Patrick Dondl; Johannes Müller; Marius Zeinhofer

doi:10.1186/s13662-022-03722-8

Uniform convergence guarantees for the deep Ritz method for nonlinear problems

Adv Contin Discret Model. 2022;2022(1):49. doi: 10.1186/s13662-022-03722-8. Epub 2022 Jul 15.

Authors

Patrick Dondl¹, Johannes Müller², Marius Zeinhofer³

Affiliations

¹ Department of Applied Mathematics, University of Freiburg, Hermann-Herder-Straße 10, 79104 Freiburg i.

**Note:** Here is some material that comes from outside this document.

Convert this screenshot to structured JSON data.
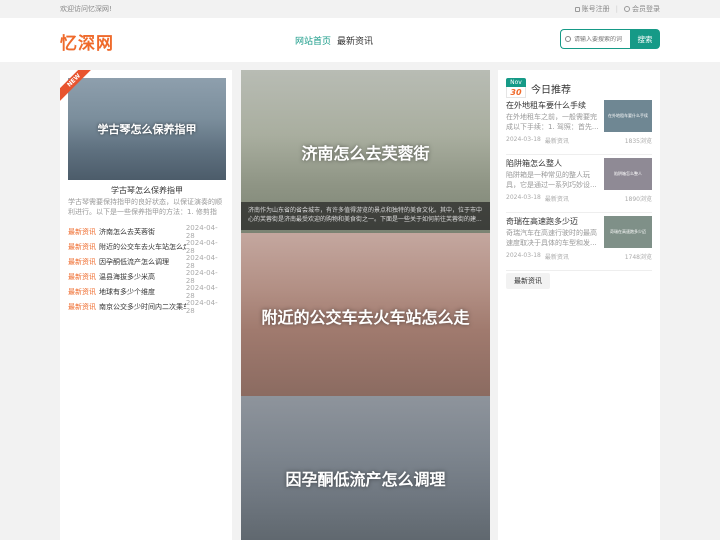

Br., Germany.
² Max Planck Institute for Mathematics in the Sciences, Inselstraße 22, 04103 Leipzig, Germany.
³ Simula Research Laboratory, Department of Numerical Analysis and Scientific Computing, Kristian Augusts Gate 23, 0164 Oslo, Norway.

Abstract

We provide convergence guarantees for the Deep Ritz Method for abstract variational energies. Our results cover nonlinear variational problems such as the p-Laplace equation or the Modica-Mortola energy with essential or natural boundary conditions. Under additional assumptions, we show that the convergence is uniform across bounded families of right-hand sides.

Keywords: Boundary penalty method; Calculus of variations; Neural networks; Nonlinear problems; Ritz method.